O jornalista Paulo Egídio colabora com a colunista Rosane de Oliveira, titular deste espaço.
O Rio Grande do Sul enfrenta entraves para aderir ao Propag, novo acordo para o pagamento da dívida com a União. O pedido de adesão foi encaminhado no fim do ano passado, mas uma divergência entre equipes da Secretaria Estadual da Fazenda (Sefaz) e da Secretaria do Tesouro Nacional (STN) pode levar o caso ao Supremo Tribunal Federal (STF).
Para ingressar no Propag, a Sefaz optou pela modalidade que prevê o abatimento de 20% do saldo devedor, hoje em R$ 106,5 bilhões. Para aportar a maior parte desse recurso, o Estado pretende usar parte das transferências obrigatórias que tem a receber da União pelos próximos 30 anos, por meio do Fundo de Participação dos Estados (FPE) e Fundo Nacional de Desenvolvimento Regional (FNDR).
Na prática, o governo quer antecipar parte das receitas desses fundos em troca de um desconto nos repasses da União até 2056.
A solução foi rejeitada pela STN. Técnicos federais alegaram que a receita do FPE não seria “líquida e certa” visto que varia conforme a arrecadação da União. Além disso, apontaram que o FNDR, criado pela reforma tributária, visa financiar investimentos de infraestrutura, e não despesa financeira.
Por sua vez, o Estado aponta que o FPE está previsto na Constituição como repasse obrigatório e, portanto, seria uma receita garantida. No caso do FNDR, a alegação é de que parte da origem da dívida do Estado está vinculada a aportes para infraestrutura. Apenas na década de 1970, mais de 6 mil quilômetros de rodovias foram construídos com recursos de operações de crédito e da emissão de títulos públicos que, décadas depois, resultaram no passivo de hoje.
No mês passado, a secretária da Fazenda, Priscilla Santana, apresentou a metodologia proposta pelo Estado em reunião na STN e, dias depois, enviou os dados completos das projeções sobre o fluxo de caixa proposto para o período. A expectativa do Estado é receber um aceno positivo ainda neste mês.
— O Rio Grande do Sul não está propondo nenhuma medida heterodoxa ou criativa. A medida é responsável, e mostramos por meio das projeções de arrecadação que é sustentável — afirma a secretária.
Caso a STN mantenha a resistência, o Estado deverá ingressar com ação no Supremo, em movimento semelhante ao de São Paulo. Após dificuldades na negociação com a STN, o governo paulista conseguiu uma liminar favorável em 26 de janeiro. A tese dos Estados é de que a lei do Propag não estabelece exigências específicas para a adesão.
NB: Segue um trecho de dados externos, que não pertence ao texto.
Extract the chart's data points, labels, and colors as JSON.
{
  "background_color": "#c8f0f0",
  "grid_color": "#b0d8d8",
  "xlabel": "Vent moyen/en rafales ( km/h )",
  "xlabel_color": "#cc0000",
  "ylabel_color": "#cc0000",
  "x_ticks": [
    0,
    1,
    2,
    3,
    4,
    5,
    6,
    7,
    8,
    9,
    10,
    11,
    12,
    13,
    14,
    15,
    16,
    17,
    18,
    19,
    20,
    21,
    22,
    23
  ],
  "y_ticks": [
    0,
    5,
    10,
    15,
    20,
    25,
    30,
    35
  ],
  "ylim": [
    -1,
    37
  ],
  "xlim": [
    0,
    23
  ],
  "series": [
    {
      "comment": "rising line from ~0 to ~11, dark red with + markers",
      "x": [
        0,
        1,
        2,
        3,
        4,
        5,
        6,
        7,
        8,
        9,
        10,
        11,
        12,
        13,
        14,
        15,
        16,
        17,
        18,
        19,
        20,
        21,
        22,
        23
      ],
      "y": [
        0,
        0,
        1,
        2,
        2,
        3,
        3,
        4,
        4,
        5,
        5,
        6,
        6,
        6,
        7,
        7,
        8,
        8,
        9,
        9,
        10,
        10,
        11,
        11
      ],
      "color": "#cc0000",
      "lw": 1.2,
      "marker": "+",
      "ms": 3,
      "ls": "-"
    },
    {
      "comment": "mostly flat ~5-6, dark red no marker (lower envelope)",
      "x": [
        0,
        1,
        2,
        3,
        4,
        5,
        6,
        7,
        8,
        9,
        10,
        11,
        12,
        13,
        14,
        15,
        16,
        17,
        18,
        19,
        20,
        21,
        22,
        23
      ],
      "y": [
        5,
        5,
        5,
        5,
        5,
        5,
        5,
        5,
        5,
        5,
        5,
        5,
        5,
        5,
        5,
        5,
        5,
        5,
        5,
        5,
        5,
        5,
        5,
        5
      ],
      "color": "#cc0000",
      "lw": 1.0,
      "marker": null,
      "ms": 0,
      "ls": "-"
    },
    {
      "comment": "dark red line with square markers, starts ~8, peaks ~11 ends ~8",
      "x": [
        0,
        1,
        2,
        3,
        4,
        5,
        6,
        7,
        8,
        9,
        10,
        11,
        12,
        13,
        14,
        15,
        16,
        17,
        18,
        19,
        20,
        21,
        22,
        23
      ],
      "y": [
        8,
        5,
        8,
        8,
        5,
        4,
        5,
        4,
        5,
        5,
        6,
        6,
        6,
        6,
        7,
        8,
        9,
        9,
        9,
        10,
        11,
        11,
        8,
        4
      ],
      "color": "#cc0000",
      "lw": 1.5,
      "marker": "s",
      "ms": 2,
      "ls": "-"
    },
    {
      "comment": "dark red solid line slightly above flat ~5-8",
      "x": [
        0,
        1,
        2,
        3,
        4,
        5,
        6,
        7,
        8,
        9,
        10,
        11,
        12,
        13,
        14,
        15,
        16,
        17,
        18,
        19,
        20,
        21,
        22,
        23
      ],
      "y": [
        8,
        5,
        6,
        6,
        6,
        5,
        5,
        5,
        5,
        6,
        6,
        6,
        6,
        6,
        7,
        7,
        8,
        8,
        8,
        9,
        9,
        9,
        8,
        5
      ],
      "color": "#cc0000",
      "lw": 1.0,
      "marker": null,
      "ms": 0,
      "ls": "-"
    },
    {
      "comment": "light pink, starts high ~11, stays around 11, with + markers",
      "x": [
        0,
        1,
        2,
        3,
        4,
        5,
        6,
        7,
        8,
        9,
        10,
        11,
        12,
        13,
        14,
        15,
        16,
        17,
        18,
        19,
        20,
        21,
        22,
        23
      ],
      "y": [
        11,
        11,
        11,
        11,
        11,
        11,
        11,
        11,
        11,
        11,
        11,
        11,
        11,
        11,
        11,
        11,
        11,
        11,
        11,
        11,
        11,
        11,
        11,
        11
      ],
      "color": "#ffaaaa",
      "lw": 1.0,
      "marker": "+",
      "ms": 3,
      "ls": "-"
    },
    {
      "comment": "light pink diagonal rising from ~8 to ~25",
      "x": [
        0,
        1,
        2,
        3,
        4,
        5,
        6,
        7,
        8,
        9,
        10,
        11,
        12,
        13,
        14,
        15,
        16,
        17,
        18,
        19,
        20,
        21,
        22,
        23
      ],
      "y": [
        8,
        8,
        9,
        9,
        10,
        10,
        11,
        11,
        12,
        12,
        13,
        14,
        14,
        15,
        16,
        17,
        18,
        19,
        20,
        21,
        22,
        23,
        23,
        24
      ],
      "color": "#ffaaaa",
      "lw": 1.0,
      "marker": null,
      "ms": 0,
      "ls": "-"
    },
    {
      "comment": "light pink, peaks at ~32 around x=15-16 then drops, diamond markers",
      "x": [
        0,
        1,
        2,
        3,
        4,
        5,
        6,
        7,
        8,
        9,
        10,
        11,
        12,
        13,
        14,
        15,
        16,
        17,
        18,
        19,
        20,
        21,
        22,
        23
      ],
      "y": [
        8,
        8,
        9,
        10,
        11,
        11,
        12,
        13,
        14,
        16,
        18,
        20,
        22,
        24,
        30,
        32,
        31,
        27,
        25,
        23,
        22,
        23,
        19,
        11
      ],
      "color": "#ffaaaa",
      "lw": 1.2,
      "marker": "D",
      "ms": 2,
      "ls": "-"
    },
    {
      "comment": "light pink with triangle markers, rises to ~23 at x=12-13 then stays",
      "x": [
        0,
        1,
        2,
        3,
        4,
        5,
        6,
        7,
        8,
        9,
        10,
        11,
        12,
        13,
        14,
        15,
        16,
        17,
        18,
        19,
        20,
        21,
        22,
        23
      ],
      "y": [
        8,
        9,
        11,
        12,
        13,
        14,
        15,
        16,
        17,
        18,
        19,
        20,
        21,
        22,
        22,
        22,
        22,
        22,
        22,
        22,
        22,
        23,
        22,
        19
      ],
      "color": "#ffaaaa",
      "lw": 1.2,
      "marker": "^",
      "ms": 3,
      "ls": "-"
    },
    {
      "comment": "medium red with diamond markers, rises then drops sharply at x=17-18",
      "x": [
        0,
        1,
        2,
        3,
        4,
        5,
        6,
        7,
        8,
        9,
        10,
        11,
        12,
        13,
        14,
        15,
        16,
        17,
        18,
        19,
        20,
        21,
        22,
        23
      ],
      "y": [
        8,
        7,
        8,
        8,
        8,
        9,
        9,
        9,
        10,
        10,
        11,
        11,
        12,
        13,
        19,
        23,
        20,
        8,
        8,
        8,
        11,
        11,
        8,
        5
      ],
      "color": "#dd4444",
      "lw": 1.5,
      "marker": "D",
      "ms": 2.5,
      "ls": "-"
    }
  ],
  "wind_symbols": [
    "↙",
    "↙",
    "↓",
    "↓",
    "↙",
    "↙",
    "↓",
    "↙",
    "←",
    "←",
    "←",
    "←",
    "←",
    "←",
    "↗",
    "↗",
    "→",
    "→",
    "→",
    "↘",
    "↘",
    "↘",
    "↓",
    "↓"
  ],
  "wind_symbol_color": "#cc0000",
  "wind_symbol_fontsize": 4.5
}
Além das receitas do FPE e do FNDR, para completar o aporte imediato o Estado pretende usar R$ 1,8 bilhão referente ao crédito de uma ação judicial movida contra a União, em que se discutiu pagamento de Imposto de Renda pela Corsan na época em que a empresa era estatal.
Aliás
Por um lado, ao utilizar receitas das próximas décadas para abater a conta com a União, o governo do Estado gasta parte de recursos do futuro para pagar o passado. Por outro, essa solução se mostra mais barata, a longo prazo, por reduzir os juros da dívida. No sistema atual, em que a correção é influenciada pela Taxa Selic, a trajetória torna o passivo virtualmente impagável.
Respeito às urnas
O objetivo da Secretaria da Fazenda é deixar o Propag pronto para a assinatura ainda no primeiro semestre, visando evitar a contaminação eleitoral do tema. No entanto, a secretária Pricilla Santana já acertou com o governador Eduardo Leite que o acordo com a União será efetivamente assinado somente em novembro, com aval do futuro governador.
— A dívida com a União é um elemento de despesa crucial, que precisa ser bem gerenciado. É legítimo que o novo governador participe disso — pondera a secretária.
Apesar da previsão da assinatura em novembro, a adesão do Estado ao Propag deverá ser publicada apenas em maio de 2027, quando termina a suspensão do pagamento da dívida concedida em razão da enchente de 2024.